Bloom filters: how the engine knows what it doesn't know
The fastest disk read is the one that never happens. A few bits per key let Crowkis skip files that can't contain your answer — at a 1% false-positive cost we chose on purpose.
LSM trees scatter data across many sorted files, so a naive lookup might probe each one — and most probes would find nothing. Bloom filters fix the economics: a compact bit-array per SSTable answers 'could this key be here?' with no false negatives and a tunable false-positive rate. A 'no' skips the file entirely; only plausible files get touched.

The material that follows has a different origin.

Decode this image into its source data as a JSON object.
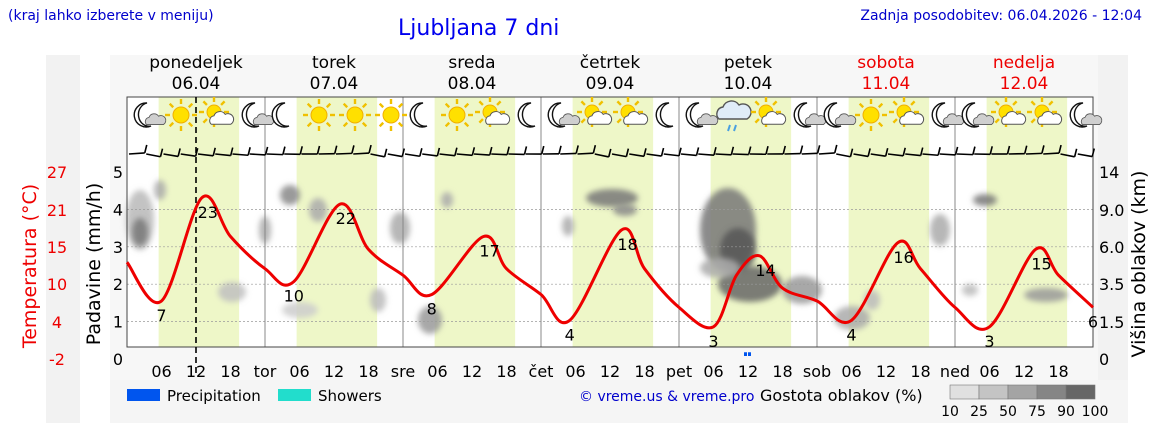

Crowkis tunes its filters to roughly 1% false positives — a deliberate spot on the memory/IO curve. Tighter filters buy little (the occasional wasted probe costs one read) while meaningfully inflating memory; looser ones start leaking real IO. One percent keeps filters small enough to live comfortably in RAM, where they make misses nearly free.

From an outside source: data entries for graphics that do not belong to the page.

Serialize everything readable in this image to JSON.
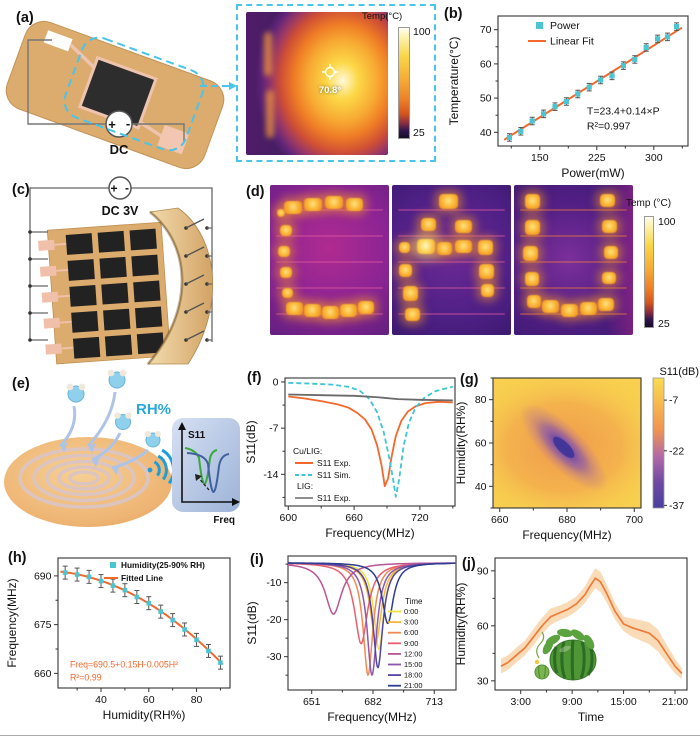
{
  "figure": {
    "panels": {
      "a": {
        "label": "(a)",
        "dc_label": "DC",
        "plus": "+",
        "minus": "-",
        "inset": {
          "colorbar_title": "Temp(°C)",
          "colorbar_max": "100",
          "colorbar_min": "25",
          "spot_temp": "70.8°"
        }
      },
      "b": {
        "label": "(b)"
      },
      "c": {
        "label": "(c)",
        "dc_label": "DC 3V",
        "plus": "+",
        "minus": "-"
      },
      "d": {
        "label": "(d)",
        "letters": [
          "C",
          "A",
          "U"
        ],
        "colorbar": {
          "title": "Temp (°C)",
          "max": "100",
          "min": "25"
        }
      },
      "e": {
        "label": "(e)",
        "rh_label": "RH%",
        "inset": {
          "ylabel": "S11",
          "xlabel": "Freq"
        }
      },
      "f": {
        "label": "(f)"
      },
      "g": {
        "label": "(g)"
      },
      "h": {
        "label": "(h)"
      },
      "i": {
        "label": "(i)"
      },
      "j": {
        "label": "(j)"
      }
    }
  },
  "chart_data": [
    {
      "panel": "b",
      "type": "scatter",
      "xlabel": "Power(mW)",
      "ylabel": "Temperature(°C)",
      "xlim": [
        95,
        345
      ],
      "ylim": [
        36,
        74
      ],
      "xticks": [
        150,
        225,
        300
      ],
      "xminor": [
        112.5,
        187.5,
        262.5,
        337.5
      ],
      "yticks": [
        40,
        50,
        60,
        70
      ],
      "yminor": [
        45,
        55,
        65
      ],
      "series": [
        {
          "name": "Power",
          "type": "scatter",
          "marker": "square",
          "color": "#4cc5d2",
          "yerr": 1.1,
          "x": [
            110,
            125,
            140,
            155,
            170,
            185,
            200,
            215,
            230,
            245,
            260,
            275,
            290,
            305,
            318,
            330
          ],
          "y": [
            38.5,
            40.3,
            43.3,
            45.4,
            47.5,
            49.0,
            51.2,
            53.2,
            55.3,
            56.5,
            59.5,
            61.3,
            64.8,
            67.3,
            67.9,
            70.9
          ]
        },
        {
          "name": "Linear Fit",
          "type": "line",
          "color": "#f4682c",
          "fit": {
            "intercept": 23.4,
            "slope": 0.14
          }
        }
      ],
      "annotation": [
        "T=23.4+0.14×P",
        "R²=0.997"
      ]
    },
    {
      "panel": "f",
      "type": "line",
      "xlabel": "Frequency(MHz)",
      "ylabel": "S11(dB)",
      "xlim": [
        597,
        752
      ],
      "ylim": [
        -18.8,
        0.6
      ],
      "xticks": [
        600,
        660,
        720
      ],
      "xminor": [
        630,
        690,
        750
      ],
      "yticks": [
        0,
        -7,
        -14
      ],
      "yminor": [
        -3.5,
        -10.5,
        -17.5
      ],
      "legend": {
        "group1": "Cu/LIG:",
        "group2": "LIG:",
        "exp": "S11 Exp.",
        "sim": "S11 Sim."
      },
      "series": [
        {
          "name": "Cu/LIG S11 Exp.",
          "color": "#f4682c",
          "dash": false,
          "points": [
            [
              600,
              -2.2
            ],
            [
              615,
              -2.5
            ],
            [
              630,
              -2.9
            ],
            [
              645,
              -3.4
            ],
            [
              655,
              -3.9
            ],
            [
              663,
              -4.7
            ],
            [
              670,
              -5.7
            ],
            [
              676,
              -7.2
            ],
            [
              681,
              -9.6
            ],
            [
              685,
              -12.6
            ],
            [
              688,
              -15.8
            ],
            [
              691,
              -14.6
            ],
            [
              694,
              -11.5
            ],
            [
              698,
              -8.2
            ],
            [
              703,
              -5.9
            ],
            [
              709,
              -4.5
            ],
            [
              716,
              -3.7
            ],
            [
              725,
              -3.2
            ],
            [
              737,
              -3.0
            ],
            [
              750,
              -3.1
            ]
          ]
        },
        {
          "name": "Cu/LIG S11 Sim.",
          "color": "#3ec4d6",
          "dash": true,
          "points": [
            [
              600,
              -0.15
            ],
            [
              620,
              -0.25
            ],
            [
              640,
              -0.4
            ],
            [
              655,
              -0.75
            ],
            [
              665,
              -1.3
            ],
            [
              674,
              -2.6
            ],
            [
              681,
              -4.6
            ],
            [
              687,
              -7.6
            ],
            [
              692,
              -11.5
            ],
            [
              696,
              -15.2
            ],
            [
              698,
              -17.4
            ],
            [
              701,
              -14.8
            ],
            [
              705,
              -9.8
            ],
            [
              710,
              -6.2
            ],
            [
              716,
              -3.9
            ],
            [
              724,
              -2.4
            ],
            [
              734,
              -1.4
            ],
            [
              750,
              -0.7
            ]
          ]
        },
        {
          "name": "LIG S11 Exp.",
          "color": "#6a6a6a",
          "dash": false,
          "points": [
            [
              600,
              -1.9
            ],
            [
              630,
              -2.0
            ],
            [
              660,
              -2.1
            ],
            [
              680,
              -2.3
            ],
            [
              700,
              -2.6
            ],
            [
              720,
              -2.7
            ],
            [
              750,
              -2.8
            ]
          ]
        }
      ]
    },
    {
      "panel": "g",
      "type": "heatmap",
      "xlabel": "Frequency(MHz)",
      "ylabel": "Humidity(RH%)",
      "xlim": [
        658,
        702
      ],
      "ylim": [
        30,
        90
      ],
      "xticks": [
        660,
        680,
        700
      ],
      "xminor": [
        670,
        690
      ],
      "yticks": [
        40,
        60,
        80
      ],
      "yminor": [
        30,
        50,
        70,
        90
      ],
      "background_color": "#f8cf4e",
      "colorbar": {
        "title": "S11(dB)",
        "ticks": [
          -7,
          -22,
          -37
        ],
        "gradient": [
          "#f8dc50",
          "#f6b84e",
          "#ef9550",
          "#b36aa6",
          "#6f4aa3",
          "#4a3f9f"
        ]
      },
      "resonance_ridge": {
        "points": [
          [
            670,
            72
          ],
          [
            674,
            66
          ],
          [
            678,
            60
          ],
          [
            681,
            55
          ],
          [
            685,
            48
          ]
        ],
        "min_s11": -37
      }
    },
    {
      "panel": "h",
      "type": "scatter",
      "xlabel": "Humidity(RH%)",
      "ylabel": "Frequency(MHz)",
      "xlim": [
        22,
        94
      ],
      "ylim": [
        655.5,
        695.5
      ],
      "xticks": [
        40,
        60,
        80
      ],
      "xminor": [
        30,
        50,
        70,
        90
      ],
      "yticks": [
        660,
        675,
        690
      ],
      "yminor": [
        667.5,
        682.5
      ],
      "series": [
        {
          "name": "Humidity(25-90% RH)",
          "type": "scatter",
          "marker": "square",
          "color": "#4cc5d2",
          "yerr": 2.0,
          "x": [
            25,
            30,
            35,
            40,
            45,
            50,
            55,
            60,
            65,
            70,
            75,
            80,
            85,
            90
          ],
          "y": [
            691.0,
            690.4,
            689.7,
            688.4,
            687.0,
            685.6,
            683.5,
            681.6,
            679.0,
            676.4,
            673.5,
            670.3,
            666.9,
            663.3
          ]
        },
        {
          "name": "Fitted Line",
          "type": "line",
          "color": "#f4682c",
          "fit": {
            "a": 690.5,
            "b": 0.15,
            "c": -0.005
          }
        }
      ],
      "annotation": [
        "Freq=690.5+0.15H-0.005H²",
        "R²=0.99"
      ]
    },
    {
      "panel": "i",
      "type": "line",
      "xlabel": "Frequency(MHz)",
      "ylabel": "S11(dB)",
      "xlim": [
        639,
        724
      ],
      "ylim": [
        -39,
        -2.8
      ],
      "xticks": [
        651,
        682,
        713
      ],
      "xminor": [
        666.5,
        697.5
      ],
      "yticks": [
        -10,
        -20,
        -30
      ],
      "yminor": [
        -5,
        -15,
        -25,
        -35
      ],
      "legend_title": "Time",
      "baseline": -4.6,
      "series": [
        {
          "name": "0:00",
          "color": "#f1e13d",
          "center": 685,
          "min": -28,
          "width": 3
        },
        {
          "name": "3:00",
          "color": "#f6b83b",
          "center": 683.5,
          "min": -26,
          "width": 3.4
        },
        {
          "name": "6:00",
          "color": "#f18a51",
          "center": 679.5,
          "min": -35,
          "width": 3
        },
        {
          "name": "9:00",
          "color": "#e95f6d",
          "center": 676,
          "min": -26.5,
          "width": 4
        },
        {
          "name": "12:00",
          "color": "#bb5397",
          "center": 662,
          "min": -18.5,
          "width": 5
        },
        {
          "name": "15:00",
          "color": "#8e57ad",
          "center": 681.5,
          "min": -35,
          "width": 3
        },
        {
          "name": "18:00",
          "color": "#5245a4",
          "center": 684.5,
          "min": -33,
          "width": 3
        },
        {
          "name": "21:00",
          "color": "#2e3d8f",
          "center": 689.5,
          "min": -21,
          "width": 3.4
        }
      ]
    },
    {
      "panel": "j",
      "type": "line-band",
      "xlabel": "Time",
      "ylabel": "Humidity(RH%)",
      "xlim": [
        0,
        22.4
      ],
      "ylim": [
        25,
        97
      ],
      "xticks": [
        {
          "v": 3,
          "l": "3:00"
        },
        {
          "v": 9,
          "l": "9:00"
        },
        {
          "v": 15,
          "l": "15:00"
        },
        {
          "v": 21,
          "l": "21:00"
        }
      ],
      "xminor": [
        6,
        12,
        18
      ],
      "yticks": [
        30,
        60,
        90
      ],
      "yminor": [
        45,
        75
      ],
      "line_color": "#ee7b39",
      "band_color": "#f8d7b0",
      "annotation_image": "watermelon-plant",
      "x": [
        0.7,
        1.5,
        2.5,
        3.5,
        4.5,
        5.5,
        6.5,
        7.5,
        8.5,
        9.5,
        10.5,
        11,
        11.7,
        12.3,
        13,
        14,
        15,
        16,
        17,
        18,
        19,
        20,
        21,
        21.8
      ],
      "y": [
        38,
        40,
        44,
        48,
        54,
        60,
        65,
        67,
        69,
        72,
        77,
        81,
        86,
        84,
        78,
        68,
        61,
        59,
        57.5,
        56,
        52,
        45,
        38,
        34
      ],
      "band": [
        4,
        4,
        4,
        4,
        4.5,
        4.5,
        4.5,
        4,
        4,
        4,
        4.5,
        5,
        5.5,
        5.5,
        5,
        4.5,
        4,
        5,
        5.5,
        6,
        6,
        5,
        4,
        3
      ]
    }
  ]
}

Reuse only when meaning, structure, confidence, and trust all agree.
Cheap misses matter more in a cache than anywhere: every genuinely novel question is a guaranteed miss on its way to the model, and that miss shouldn't pay a disk-tour tax before the model call it was always going to make. Filters keep the miss path as fast as the hit path is famous for.
The bottom line
It's twelve bytes of math per key standing between you and a pile of pointless reads — the kind of unglamorous engineering that compounds into the latency numbers on the homepage.